El abuso sexual y el acoso por parte de entrenadores y otras personas en posiciones de poder sobre las mujeres del equipo de biatlón de Estados Unidos han sido desestimados, ignorados o excusados durante décadas por funcionarios más preocupados por ganar medallas que por responsabilizar a los agresores, según media docena de exolímpicas y otras biatletas.

Mientras los hombres involucrados ascendían en las filas del deporte, estas mujeres —que describieron una cultura de abuso que se remonta a la década de 1990— dijeron a The Associated Press que se vieron obligadas a abandonar sus carreras deportivas prematuramente.

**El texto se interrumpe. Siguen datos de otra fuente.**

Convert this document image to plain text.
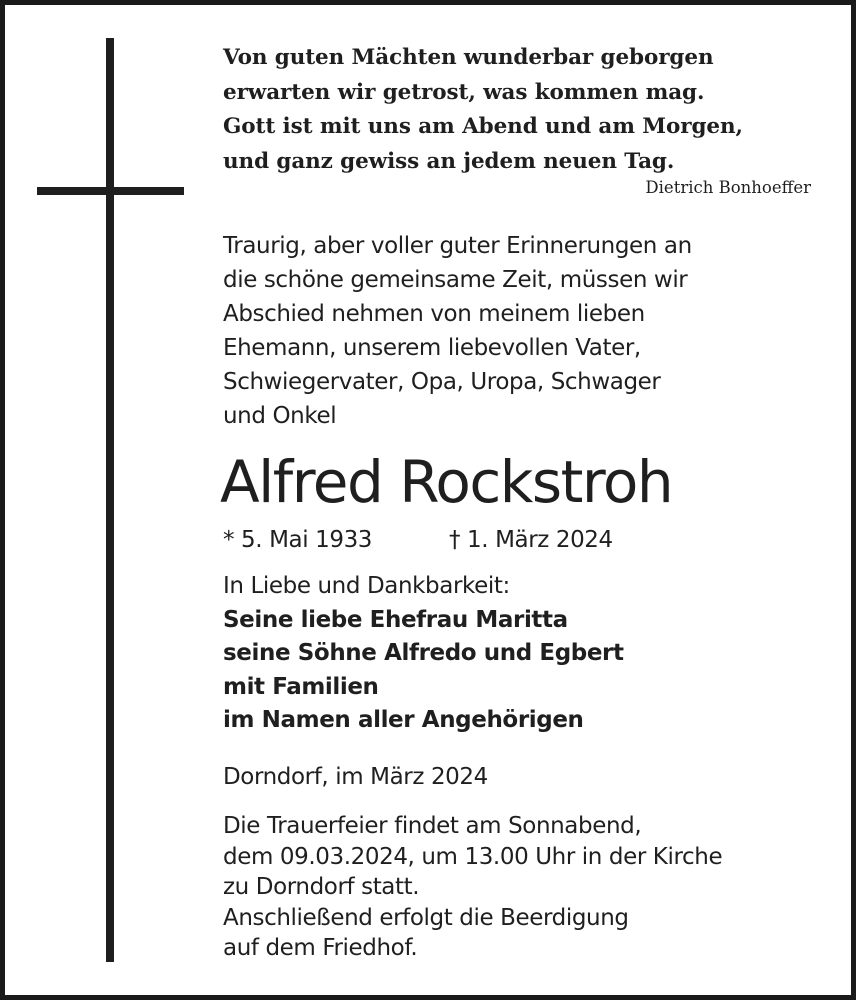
Von guten Mächten wunderbar geborgen
erwarten wir getrost, was kommen mag.
Gott ist mit uns am Abend und am Morgen,
und ganz gewiss an jedem neuen Tag.
Dietrich Bonhoeffer
Traurig, aber voller guter Erinnerungen an
die schöne gemeinsame Zeit, müssen wir
Abschied nehmen von meinem lieben
Ehemann, unserem liebevollen Vater,
Schwiegervater, Opa, Uropa, Schwager
und Onkel
Alfred Rockstroh
* 5. Mai 1933	† 1. März 2024
In Liebe und Dankbarkeit:
Seine liebe Ehefrau Maritta
seine Söhne Alfredo und Egbert
mit Familien
im Namen aller Angehörigen
Dorndorf, im März 2024
Die Trauerfeier findet am Sonnabend,
dem 09.03.2024, um 13.00 Uhr in der Kirche
zu Dorndorf statt.
Anschließend erfolgt die Beerdigung
auf dem Friedhof.
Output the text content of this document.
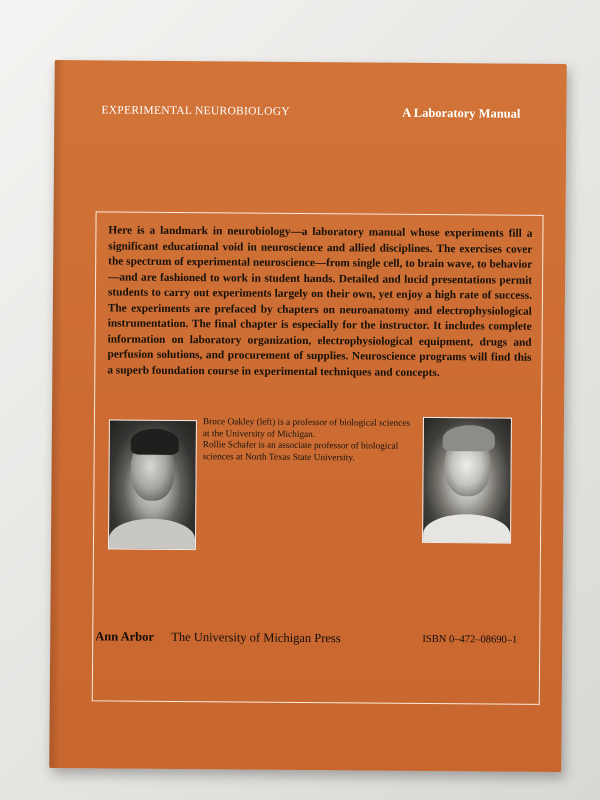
EXPERIMENTAL NEUROBIOLOGY	A Laboratory Manual

Here is a landmark in neurobiology—a laboratory manual whose experiments fill a significant educational void in neuroscience and allied disciplines. The exercises cover the spectrum of experimental neuroscience—from single cell, to brain wave, to behavior—and are fashioned to work in student hands. Detailed and lucid presentations permit students to carry out experiments largely on their own, yet enjoy a high rate of success. The experiments are prefaced by chapters on neuroanatomy and electrophysiological instrumentation. The final chapter is especially for the instructor. It includes complete information on laboratory organization, electrophysiological equipment, drugs and perfusion solutions, and procurement of supplies. Neuroscience programs will find this a superb foundation course in experimental techniques and concepts.

Bruce Oakley (left) is a professor of biological sciences at the University of Michigan.

Rollie Schafer is an associate professor of biological sciences at North Texas State University.

Ann Arbor The University of Michigan Press	ISBN 0–472–08690–1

Un entrenador renunció después de que una joven biatleta, a quien se le acusó de abusar sexualmente, intentara suicidarse. Sin embargo, más tarde fue contratado para entrenar al equipo paralímpico de Estados Unidos.

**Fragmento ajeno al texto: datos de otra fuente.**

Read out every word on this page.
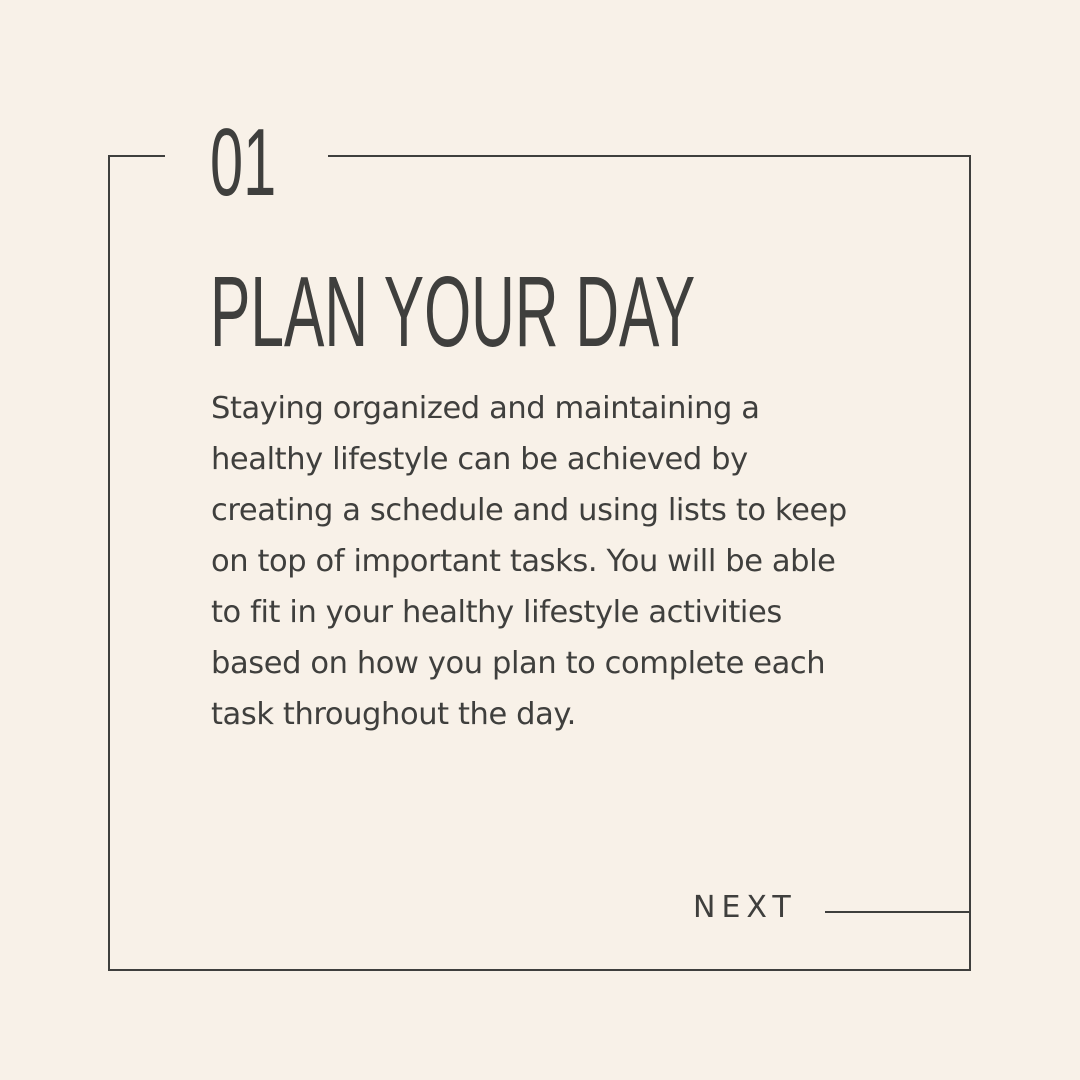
01
PLAN YOUR DAY
Staying organized and maintaining a healthy lifestyle can be achieved by creating a schedule and using lists to keep on top of important tasks. You will be able to fit in your healthy lifestyle activities based on how you plan to complete each task throughout the day.
NEXT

Max Cobb, quien, según las mujeres, fue informado pero no tomó medidas frente a las denuncias, pasó de ser gerente del equipo nacional de biatlón en Estados Unidos a director ejecutivo de la Asociación de Biatlón de EE. UU. y ahora es secretario general de la Unión Internacional de Biatlón, el organismo rector mundial del deporte que combina esquí de fondo con tiro al blanco. Dos entrenadores masculinos y un excompetidor del equipo masculino de biatlón confirmaron la cultura de misoginia descrita por las mujeres, quienes además afirmaron haber enfrentado represalias por hablar.